Damián tomó un sorbo de su café antes de responder con voz pausada:
-Helena, yo nací ciego. Desde los seis años, no he visto el mundo, ni he visto el rostro de nadie. Por eso, no puedo compartir lo que no poseo. Siempre quise que lo que nos unía fuera lo que realmente importaba: nuestras palabras, nuestros sentimientos, la manera en que nos entendíamos sin necesidad de imágenes.
El silencio se apoderó de la mesa por un instante. Helena sintió que su corazón latía con una fuerza renovada, y a la vez, con una ternura inmensa.
-Eso… eso tiene sentido -dijo ella, con una sonrisa llena de emoción -. Y me hace admirarte aún más.
Damián se rió suavemente, una risa que parecía provenir de lo más profundo de su ser.
-A veces me pregunto si realmente entiendo lo que es ver, pero contigo he aprendido que el amor no necesita ojos para brillar.
Las palabras se entrelazaron con el sonido de la lluvia, y en cada pausa se notaba la fragilidad y la fuerza de lo que compartían.
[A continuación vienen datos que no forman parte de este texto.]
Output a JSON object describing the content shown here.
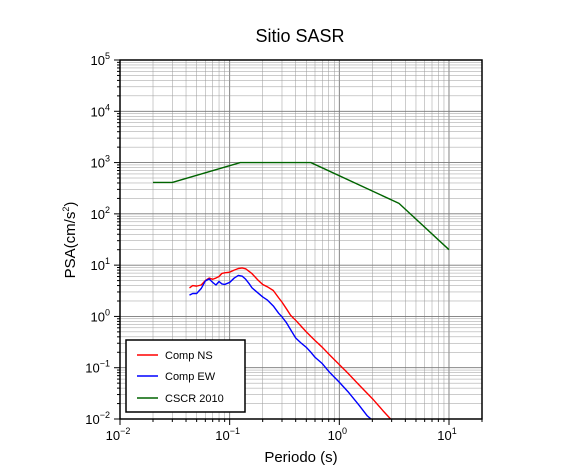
{
  "chart_data": {
    "type": "line",
    "title": "Sitio SASR",
    "xlabel": "Periodo (s)",
    "ylabel_base": "PSA(cm/s",
    "ylabel_sup": "2",
    "ylabel_tail": ")",
    "xscale": "log",
    "yscale": "log",
    "xlim": [
      0.01,
      20
    ],
    "ylim": [
      0.01,
      100000
    ],
    "x_ticks": [
      {
        "base": "10",
        "exp": "−2",
        "value": 0.01
      },
      {
        "base": "10",
        "exp": "−1",
        "value": 0.1
      },
      {
        "base": "10",
        "exp": "0",
        "value": 1
      },
      {
        "base": "10",
        "exp": "1",
        "value": 10
      }
    ],
    "y_ticks": [
      {
        "base": "10",
        "exp": "−2",
        "value": 0.01
      },
      {
        "base": "10",
        "exp": "−1",
        "value": 0.1
      },
      {
        "base": "10",
        "exp": "0",
        "value": 1
      },
      {
        "base": "10",
        "exp": "1",
        "value": 10
      },
      {
        "base": "10",
        "exp": "2",
        "value": 100
      },
      {
        "base": "10",
        "exp": "3",
        "value": 1000
      },
      {
        "base": "10",
        "exp": "4",
        "value": 10000
      },
      {
        "base": "10",
        "exp": "5",
        "value": 100000
      }
    ],
    "grid": true,
    "legend_position": "bottom-left",
    "series": [
      {
        "name": "Comp NS",
        "color": "#ff0000",
        "points": [
          [
            0.043,
            3.6
          ],
          [
            0.046,
            4.0
          ],
          [
            0.05,
            3.9
          ],
          [
            0.055,
            4.1
          ],
          [
            0.06,
            5.0
          ],
          [
            0.065,
            5.6
          ],
          [
            0.07,
            5.3
          ],
          [
            0.075,
            5.6
          ],
          [
            0.08,
            6.0
          ],
          [
            0.085,
            6.9
          ],
          [
            0.09,
            7.1
          ],
          [
            0.1,
            7.3
          ],
          [
            0.11,
            8.0
          ],
          [
            0.12,
            8.6
          ],
          [
            0.13,
            8.8
          ],
          [
            0.14,
            8.5
          ],
          [
            0.15,
            7.6
          ],
          [
            0.16,
            6.8
          ],
          [
            0.18,
            5.2
          ],
          [
            0.2,
            4.2
          ],
          [
            0.22,
            3.8
          ],
          [
            0.25,
            3.2
          ],
          [
            0.28,
            2.3
          ],
          [
            0.3,
            1.9
          ],
          [
            0.33,
            1.4
          ],
          [
            0.36,
            1.05
          ],
          [
            0.4,
            0.84
          ],
          [
            0.45,
            0.64
          ],
          [
            0.5,
            0.5
          ],
          [
            0.6,
            0.34
          ],
          [
            0.7,
            0.25
          ],
          [
            0.8,
            0.185
          ],
          [
            1.0,
            0.115
          ],
          [
            1.2,
            0.078
          ],
          [
            1.5,
            0.047
          ],
          [
            2.0,
            0.025
          ],
          [
            2.5,
            0.0145
          ],
          [
            3.0,
            0.0095
          ]
        ]
      },
      {
        "name": "Comp EW",
        "color": "#0000ff",
        "points": [
          [
            0.043,
            2.6
          ],
          [
            0.046,
            2.8
          ],
          [
            0.05,
            2.8
          ],
          [
            0.055,
            3.5
          ],
          [
            0.06,
            4.9
          ],
          [
            0.065,
            5.4
          ],
          [
            0.07,
            4.6
          ],
          [
            0.075,
            4.1
          ],
          [
            0.08,
            4.8
          ],
          [
            0.085,
            4.3
          ],
          [
            0.09,
            4.2
          ],
          [
            0.1,
            4.6
          ],
          [
            0.11,
            5.6
          ],
          [
            0.12,
            6.3
          ],
          [
            0.13,
            6.1
          ],
          [
            0.14,
            5.3
          ],
          [
            0.15,
            4.4
          ],
          [
            0.16,
            3.6
          ],
          [
            0.18,
            2.9
          ],
          [
            0.2,
            2.4
          ],
          [
            0.22,
            2.1
          ],
          [
            0.25,
            1.6
          ],
          [
            0.28,
            1.15
          ],
          [
            0.3,
            0.98
          ],
          [
            0.33,
            0.75
          ],
          [
            0.36,
            0.55
          ],
          [
            0.4,
            0.38
          ],
          [
            0.45,
            0.3
          ],
          [
            0.5,
            0.25
          ],
          [
            0.55,
            0.2
          ],
          [
            0.6,
            0.16
          ],
          [
            0.7,
            0.12
          ],
          [
            0.8,
            0.085
          ],
          [
            1.0,
            0.052
          ],
          [
            1.2,
            0.034
          ],
          [
            1.5,
            0.019
          ],
          [
            1.8,
            0.0115
          ],
          [
            2.0,
            0.0095
          ]
        ]
      },
      {
        "name": "CSCR 2010",
        "color": "#006400",
        "points": [
          [
            0.02,
            410
          ],
          [
            0.03,
            410
          ],
          [
            0.125,
            1000
          ],
          [
            0.55,
            1000
          ],
          [
            3.5,
            160
          ],
          [
            10.0,
            20
          ]
        ]
      }
    ]
  }
}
Helena recordó todas esas noches en las que se habían escrito sin ver el rostro del otro, y se dio cuenta de que, aunque el mundo pudiera juzgar lo que ellos no podían ver, su amor era tan real y vibrante como cualquier otro.
Durante la tarde, el café se convirtió en su pequeño refugio. Hablaron de sus sueños, de las historias que les habían marcado, de la soledad que a veces se esconde detrás de una pantalla y de la esperanza que les daba cada nuevo mensaje. Damián contó cómo, a pesar de la oscuridad que lo envolvía, había aprendido a “ver” a través de las palabras y a imaginar paisajes llenos de color, basándose en las descripciones que otros le hacían. Helena, por su parte, se abrió en formas que nunca había hecho con nadie: confesó miedos, anhelos y la forma en que, en sus momentos más oscuros, las palabras de Damián le habían iluminado el alma.